V-Stylist: Video Stylization via Collaboration and Reflection of MLLM Agents
Zhengrong Yue, Shaobin Zhuang, Kunchang Li, Yanbo Ding, Yali Wang
TL;DR
V-Stylist tackles open-query, long-video stylization by orchestrating three MLLM-based agents: Video Parser, which segments videos into shots and generates per-shot prompts; Style Parser, which identifies and selects an appropriate style model via a tree-of-thought search over a style model tree; and Style Artist, which renders shots with the chosen model and refines detail control through a multi-round self-reflection loop. The method enables shot-level content preservation and adaptive, style-consistent rendering by integrating ControlNets and temporal enhancements (AnimateDiff). A new benchmark, TVSBench, assesses condition alignment, temporal consistency, and video quality on complex videos with diverse open queries, and experiments show V-Stylist achieving state-of-the-art performance, e.g., improvements of 6.05% and 4.51% over FRESCO and ControlVideo respectively in overall metrics. The work demonstrates the practical impact of collaborative MLLM agents and reflection-driven optimization for robust, open-ended video editing, with potential to transform long-form video stylization tools and workflows.
Abstract
Despite the recent advancement in video stylization, most existing methods struggle to render any video with complex transitions, based on an open style description of user query. To fill this gap, we introduce a generic multi-agent system for video stylization, V-Stylist, by a novel collaboration and reflection paradigm of multi-modal large language models. Specifically, our V-Stylist is a systematical workflow with three key roles: (1) Video Parser decomposes the input video into a number of shots and generates their text prompts of key shot content. Via a concise video-to-shot prompting paradigm, it allows our V-Stylist to effectively handle videos with complex transitions. (2) Style Parser identifies the style in the user query and progressively search the matched style model from a style tree. Via a robust tree-of-thought searching paradigm, it allows our V-Stylist to precisely specify vague style preference in the open user query. (3) Style Artist leverages the matched model to render all the video shots into the required style.
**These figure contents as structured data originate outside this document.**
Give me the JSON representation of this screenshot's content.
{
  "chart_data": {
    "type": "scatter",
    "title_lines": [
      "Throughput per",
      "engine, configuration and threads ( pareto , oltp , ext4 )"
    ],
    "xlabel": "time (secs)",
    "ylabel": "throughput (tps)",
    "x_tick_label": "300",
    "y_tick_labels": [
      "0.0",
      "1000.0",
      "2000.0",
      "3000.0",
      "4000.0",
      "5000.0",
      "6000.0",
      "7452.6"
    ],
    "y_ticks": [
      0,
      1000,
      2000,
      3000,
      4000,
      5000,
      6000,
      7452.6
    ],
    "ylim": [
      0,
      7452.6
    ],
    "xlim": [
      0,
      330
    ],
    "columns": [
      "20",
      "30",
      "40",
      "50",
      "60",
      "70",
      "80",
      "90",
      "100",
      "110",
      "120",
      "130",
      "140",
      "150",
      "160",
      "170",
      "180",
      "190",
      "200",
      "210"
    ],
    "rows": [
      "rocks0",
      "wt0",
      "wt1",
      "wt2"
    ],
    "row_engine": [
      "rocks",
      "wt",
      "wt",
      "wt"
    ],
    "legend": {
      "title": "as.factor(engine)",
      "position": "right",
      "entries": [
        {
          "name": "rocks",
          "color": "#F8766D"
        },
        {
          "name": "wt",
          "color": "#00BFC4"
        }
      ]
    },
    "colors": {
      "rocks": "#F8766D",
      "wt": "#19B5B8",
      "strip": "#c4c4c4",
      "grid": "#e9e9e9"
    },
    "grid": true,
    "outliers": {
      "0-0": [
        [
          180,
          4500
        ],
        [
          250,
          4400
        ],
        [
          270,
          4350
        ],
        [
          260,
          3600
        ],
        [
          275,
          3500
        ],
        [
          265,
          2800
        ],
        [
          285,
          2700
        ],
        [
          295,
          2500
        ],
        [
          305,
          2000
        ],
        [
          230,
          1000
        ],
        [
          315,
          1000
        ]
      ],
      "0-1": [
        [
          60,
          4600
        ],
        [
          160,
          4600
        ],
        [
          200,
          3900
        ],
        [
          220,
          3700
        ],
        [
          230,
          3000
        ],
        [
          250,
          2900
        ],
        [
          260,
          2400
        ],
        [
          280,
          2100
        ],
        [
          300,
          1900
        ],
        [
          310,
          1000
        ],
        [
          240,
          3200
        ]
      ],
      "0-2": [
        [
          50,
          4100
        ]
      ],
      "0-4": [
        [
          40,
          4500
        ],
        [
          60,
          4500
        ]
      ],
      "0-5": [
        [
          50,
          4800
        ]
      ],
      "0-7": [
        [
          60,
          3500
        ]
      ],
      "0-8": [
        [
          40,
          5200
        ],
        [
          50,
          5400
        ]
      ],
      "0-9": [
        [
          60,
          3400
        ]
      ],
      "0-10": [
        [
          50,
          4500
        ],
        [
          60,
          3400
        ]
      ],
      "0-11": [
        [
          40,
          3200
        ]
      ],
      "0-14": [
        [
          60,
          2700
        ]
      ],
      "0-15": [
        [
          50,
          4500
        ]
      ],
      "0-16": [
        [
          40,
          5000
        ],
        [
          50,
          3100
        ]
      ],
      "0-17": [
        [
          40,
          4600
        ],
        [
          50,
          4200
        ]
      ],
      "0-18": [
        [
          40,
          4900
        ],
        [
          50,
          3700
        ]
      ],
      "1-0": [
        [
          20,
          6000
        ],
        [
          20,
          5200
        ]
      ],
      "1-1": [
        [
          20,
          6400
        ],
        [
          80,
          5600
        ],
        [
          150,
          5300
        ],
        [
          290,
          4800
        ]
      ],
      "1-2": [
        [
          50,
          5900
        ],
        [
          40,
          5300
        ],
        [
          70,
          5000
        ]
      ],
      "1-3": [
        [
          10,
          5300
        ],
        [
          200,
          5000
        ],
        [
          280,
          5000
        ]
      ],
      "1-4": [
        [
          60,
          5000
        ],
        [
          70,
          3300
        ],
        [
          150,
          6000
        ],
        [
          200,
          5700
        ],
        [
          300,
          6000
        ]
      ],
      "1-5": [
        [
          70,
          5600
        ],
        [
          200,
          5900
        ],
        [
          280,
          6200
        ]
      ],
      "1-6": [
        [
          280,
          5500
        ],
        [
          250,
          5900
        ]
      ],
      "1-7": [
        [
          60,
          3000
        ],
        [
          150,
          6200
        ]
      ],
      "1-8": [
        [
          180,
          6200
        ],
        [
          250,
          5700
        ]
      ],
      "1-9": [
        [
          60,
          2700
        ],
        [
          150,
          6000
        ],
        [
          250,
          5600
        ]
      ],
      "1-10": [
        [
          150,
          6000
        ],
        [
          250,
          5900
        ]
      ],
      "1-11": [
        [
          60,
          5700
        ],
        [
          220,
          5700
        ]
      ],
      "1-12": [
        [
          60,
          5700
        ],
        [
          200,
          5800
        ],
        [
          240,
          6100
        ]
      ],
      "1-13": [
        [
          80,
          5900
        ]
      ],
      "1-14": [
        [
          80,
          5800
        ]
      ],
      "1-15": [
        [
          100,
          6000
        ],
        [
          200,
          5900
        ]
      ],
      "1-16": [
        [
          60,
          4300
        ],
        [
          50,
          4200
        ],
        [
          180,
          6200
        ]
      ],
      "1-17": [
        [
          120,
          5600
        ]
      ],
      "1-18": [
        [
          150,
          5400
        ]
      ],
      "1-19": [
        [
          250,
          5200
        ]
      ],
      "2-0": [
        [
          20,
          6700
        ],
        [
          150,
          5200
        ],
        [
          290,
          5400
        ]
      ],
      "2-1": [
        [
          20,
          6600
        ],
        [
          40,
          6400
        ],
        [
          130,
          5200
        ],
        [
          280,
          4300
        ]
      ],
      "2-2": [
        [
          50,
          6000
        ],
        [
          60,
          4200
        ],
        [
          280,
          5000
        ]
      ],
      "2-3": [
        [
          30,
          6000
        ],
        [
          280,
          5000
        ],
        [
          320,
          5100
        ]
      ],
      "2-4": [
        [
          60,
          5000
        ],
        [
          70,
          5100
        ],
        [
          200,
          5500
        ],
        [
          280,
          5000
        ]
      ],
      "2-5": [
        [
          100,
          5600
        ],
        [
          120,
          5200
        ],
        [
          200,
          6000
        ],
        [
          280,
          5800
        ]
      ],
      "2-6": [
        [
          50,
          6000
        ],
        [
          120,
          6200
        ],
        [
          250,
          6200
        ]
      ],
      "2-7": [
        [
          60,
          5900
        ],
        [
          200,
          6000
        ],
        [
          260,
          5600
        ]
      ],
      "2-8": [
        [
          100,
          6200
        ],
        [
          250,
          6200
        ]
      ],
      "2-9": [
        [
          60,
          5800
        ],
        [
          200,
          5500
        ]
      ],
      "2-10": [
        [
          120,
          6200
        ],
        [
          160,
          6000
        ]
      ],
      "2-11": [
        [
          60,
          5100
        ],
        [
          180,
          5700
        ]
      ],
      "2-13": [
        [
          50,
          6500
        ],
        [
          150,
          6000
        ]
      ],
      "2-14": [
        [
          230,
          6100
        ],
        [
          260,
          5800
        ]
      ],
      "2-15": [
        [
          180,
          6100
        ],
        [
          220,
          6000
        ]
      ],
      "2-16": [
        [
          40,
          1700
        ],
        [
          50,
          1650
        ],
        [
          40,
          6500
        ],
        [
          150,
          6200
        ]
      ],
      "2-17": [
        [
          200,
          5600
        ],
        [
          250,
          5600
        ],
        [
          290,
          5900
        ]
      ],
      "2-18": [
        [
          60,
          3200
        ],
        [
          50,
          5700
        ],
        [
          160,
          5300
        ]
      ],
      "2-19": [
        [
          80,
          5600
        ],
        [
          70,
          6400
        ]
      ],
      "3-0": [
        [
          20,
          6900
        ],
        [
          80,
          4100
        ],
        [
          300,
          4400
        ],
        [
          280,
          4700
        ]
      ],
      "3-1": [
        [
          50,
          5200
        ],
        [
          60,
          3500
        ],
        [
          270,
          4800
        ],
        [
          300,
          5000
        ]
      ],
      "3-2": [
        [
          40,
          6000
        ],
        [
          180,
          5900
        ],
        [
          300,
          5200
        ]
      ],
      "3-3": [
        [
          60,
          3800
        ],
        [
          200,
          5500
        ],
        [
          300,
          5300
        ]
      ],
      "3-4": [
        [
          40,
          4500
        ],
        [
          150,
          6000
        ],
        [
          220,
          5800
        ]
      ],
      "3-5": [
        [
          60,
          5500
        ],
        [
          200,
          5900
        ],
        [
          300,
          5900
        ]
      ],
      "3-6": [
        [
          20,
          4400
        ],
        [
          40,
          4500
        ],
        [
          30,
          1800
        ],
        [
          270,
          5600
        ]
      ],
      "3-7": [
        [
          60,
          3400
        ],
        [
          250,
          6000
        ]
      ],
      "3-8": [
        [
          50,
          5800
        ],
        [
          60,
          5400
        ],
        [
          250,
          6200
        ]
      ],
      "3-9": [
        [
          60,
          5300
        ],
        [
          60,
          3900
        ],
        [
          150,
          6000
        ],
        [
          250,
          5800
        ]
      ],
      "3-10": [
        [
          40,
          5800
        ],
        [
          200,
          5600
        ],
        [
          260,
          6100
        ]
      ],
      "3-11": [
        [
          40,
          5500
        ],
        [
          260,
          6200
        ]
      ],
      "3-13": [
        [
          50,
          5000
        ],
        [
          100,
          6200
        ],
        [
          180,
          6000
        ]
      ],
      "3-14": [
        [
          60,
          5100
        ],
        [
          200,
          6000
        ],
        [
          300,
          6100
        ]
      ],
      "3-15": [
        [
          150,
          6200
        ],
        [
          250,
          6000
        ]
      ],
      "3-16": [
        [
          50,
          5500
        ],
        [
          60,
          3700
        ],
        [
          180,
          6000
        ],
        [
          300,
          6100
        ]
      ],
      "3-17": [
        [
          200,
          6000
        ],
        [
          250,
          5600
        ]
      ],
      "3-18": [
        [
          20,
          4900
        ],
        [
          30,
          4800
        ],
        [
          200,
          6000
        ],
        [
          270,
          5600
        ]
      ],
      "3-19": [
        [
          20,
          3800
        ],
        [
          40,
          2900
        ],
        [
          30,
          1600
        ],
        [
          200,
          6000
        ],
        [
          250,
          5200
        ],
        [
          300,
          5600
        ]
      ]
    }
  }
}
Via a novel multi-round self-reflection paradigm, it allows our V-Stylist to adaptively adjust detail control, according to the style requirement. With such a distinct design of mimicking human professionals, our V-Stylist achieves a major breakthrough over the primary challenges for effective and automatic video stylization. Moreover,we further construct a new benchmark Text-driven Video Stylization Benchmark (TVSBench), which fills the gap to assess stylization of complex videos on open user queries. Extensive experiments show that, V-Stylist achieves the state-of-the-art, e.g.,V-Stylist surpasses FRESCO and ControlVideo by 6.05% and 4.51% respectively in overall average metrics, marking a significant advance in video stylization.